I hated the way that sounded in his calm tone. That I was only Mrs. Stein to him. Only Ed’s wife. “
Millie
, please.”

“Millie, no one is perfect,” he said. “But you’re not the reason why David doesn’t speak.” I wondered how he could be so sure. I wanted to believe everything he was saying, but he barely knew David . . . or me. “I believe I can help you. Help him,” he said. “If you’ll let me.”

“But why would you do that?” I asked. “I already told you, I can’t pay you. I don’t have the money. And even if I did, Ed wouldn’t—”

“I don’t want you to pay me. I just want to help you, and if it works—
when
it works—I want to publish a paper about my techniques.”

“I don’t know,” I said, thinking about how Ed would react should he find out about Jake helping us or this paper. Maybe Zelda Weiss was beyond reach now with another baby growing inside me. But what would happen when Ed got angry with me again? What would stop him from calling her back. Or, worse, actually getting her to take David away? Her first visit had been only a warning, I was sure of that. Next time, I didn’t think we would be so lucky.

“My paper would be completely anonymous,” Jake said. “No one would ever know I was writing about you or David except for us.” He smiled, and I noticed his two front teeth were slightly crooked. “But think of the other children and mothers like you that we might be able to help.”

I still couldn’t grasp it, that there were others like David, like us. I often felt we were all alone here inside this great giant bubble of a city. Sure, other children had problems. Other mothers got worn down. I saw that with Ethel and with John, in their own way.

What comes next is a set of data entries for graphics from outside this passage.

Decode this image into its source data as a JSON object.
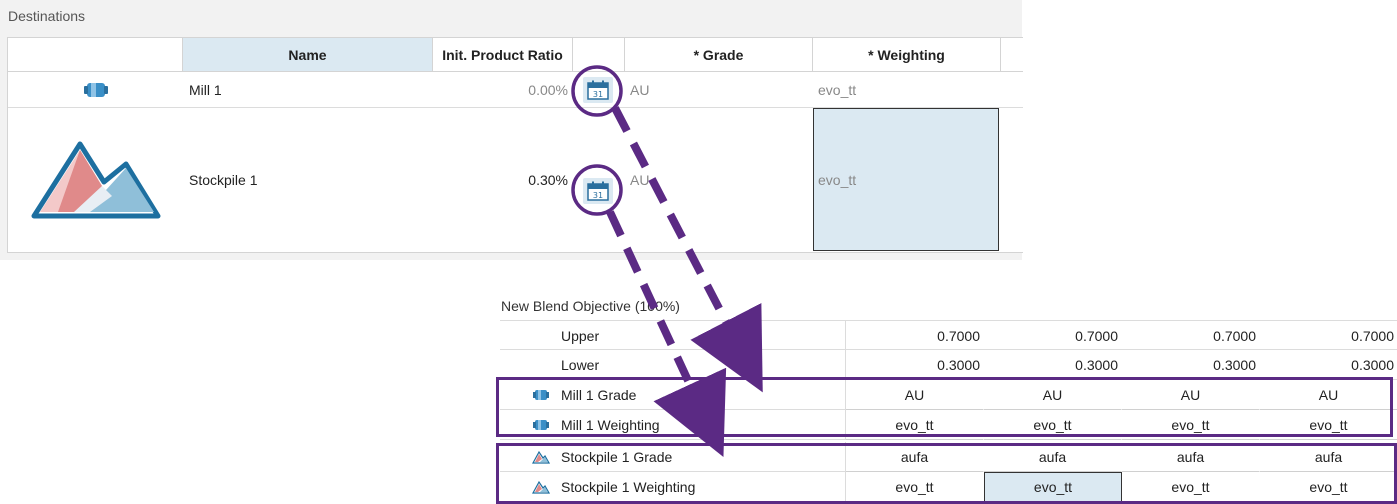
{
  "destinations": {
    "title": "Destinations",
    "columns": {
      "name": "Name",
      "ratio": "Init. Product Ratio",
      "grade": "* Grade",
      "weighting": "* Weighting"
    },
    "rows": [
      {
        "icon": "mill-icon",
        "name": "Mill 1",
        "ratio": "0.00%",
        "grade": "AU",
        "weighting": "evo_tt",
        "calendar_label": "31"
      },
      {
        "icon": "stockpile-icon",
        "name": "Stockpile 1",
        "ratio": "0.30%",
        "grade": "AU",
        "weighting": "evo_tt",
        "calendar_label": "31"
      }
    ]
  },
  "blend": {
    "title": "New Blend Objective (100%)",
    "rows": [
      {
        "label": "Upper",
        "values": [
          "0.7000",
          "0.7000",
          "0.7000",
          "0.7000"
        ]
      },
      {
        "label": "Lower",
        "values": [
          "0.3000",
          "0.3000",
          "0.3000",
          "0.3000"
        ]
      },
      {
        "label": "Mill 1 Grade",
        "icon": "mill-icon",
        "values": [
          "AU",
          "AU",
          "AU",
          "AU"
        ]
      },
      {
        "label": "Mill 1 Weighting",
        "icon": "mill-icon",
        "values": [
          "evo_tt",
          "evo_tt",
          "evo_tt",
          "evo_tt"
        ]
      },
      {
        "label": "Stockpile 1 Grade",
        "icon": "stockpile-icon",
        "values": [
          "aufa",
          "aufa",
          "aufa",
          "aufa"
        ]
      },
      {
        "label": "Stockpile 1 Weighting",
        "icon": "stockpile-icon",
        "values": [
          "evo_tt",
          "evo_tt",
          "evo_tt",
          "evo_tt"
        ]
      }
    ]
  },
  "colors": {
    "annotation": "#5b2a84",
    "selection": "#dbe9f2",
    "mill_icon": "#3a8fc7"
  }
}
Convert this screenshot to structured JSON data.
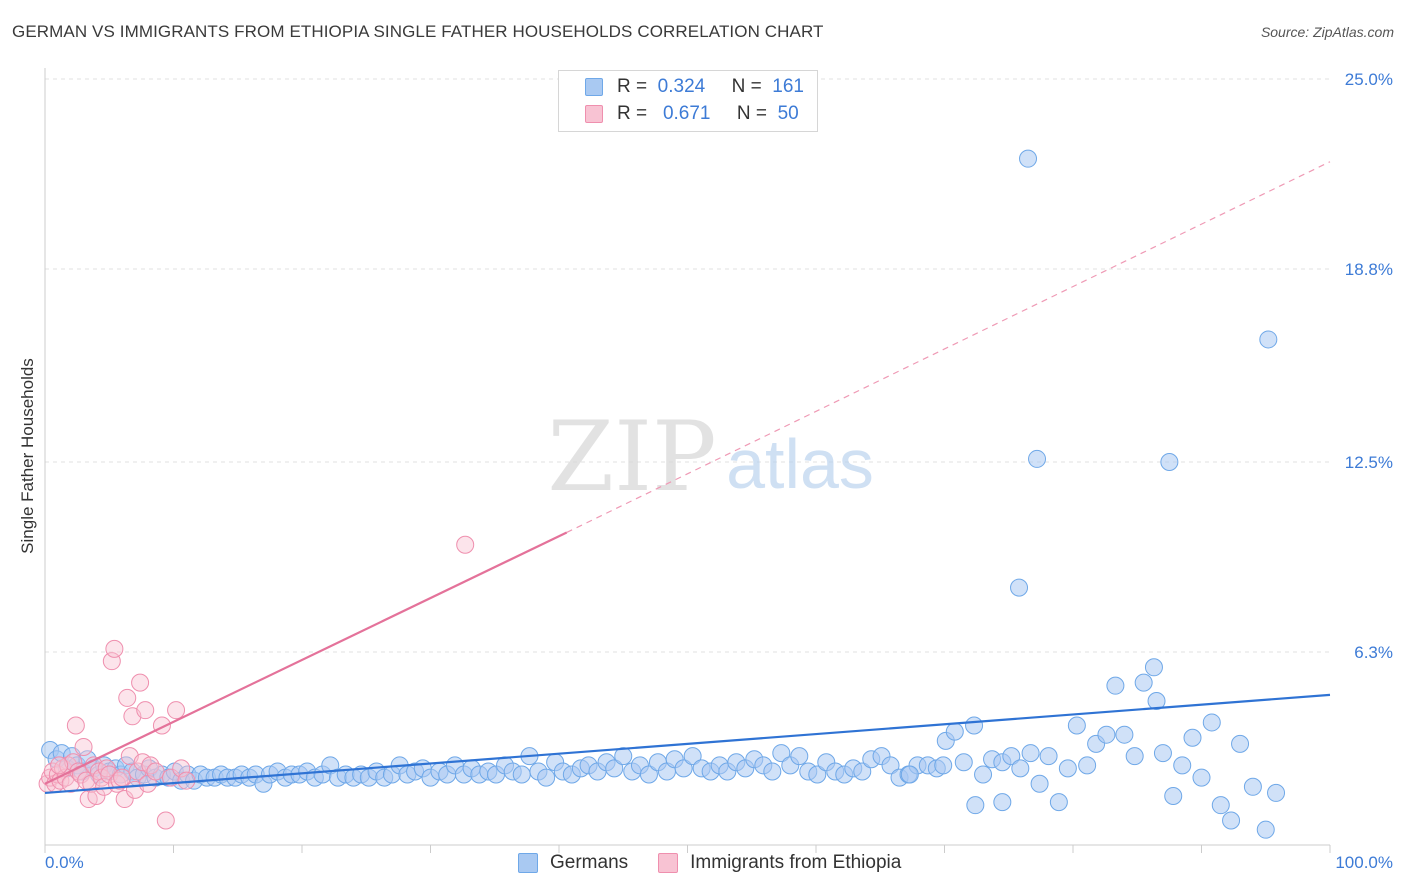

But at
least John spoke and understood even if he didn’t always want to listen. “What would you do, exactly?” I asked Jake.

“Therapy,” he said. “I would work closely with David, one on one, trying to get him to articulate his feelings. Not through words at first, through symbols and actions, and then we would work up to words. Eventually.” He cleared his throat. “And I’d like to spend time talking with you as well.”

“Therapy . . . for me?” I wondered if Ethel was also involved in the therapy she’d signed John up for at the Jewish Board of Guardians.

“Yes. Are you willing to try?”

I turned to look at David, who was methodically running his toy taxicab back and forth across the same floorboard as if he were lulled by its easy motion, its perfect color. He seemed contented here and he seemed to like Jake. If nothing else, this was a place for us to go. I turned back to Jake. “Can I ask you something?” He nodded. “Why were you at the party at the Rosenbergs’ in September? You’re involved with the politics that my husband and his friends are. But they don’t seem to believe in the kind of work you do.”

Jake laughed a little. “The Rosenbergs invited me,” he said. “They knew I was new to the neighborhood. Ethel is very sweet.”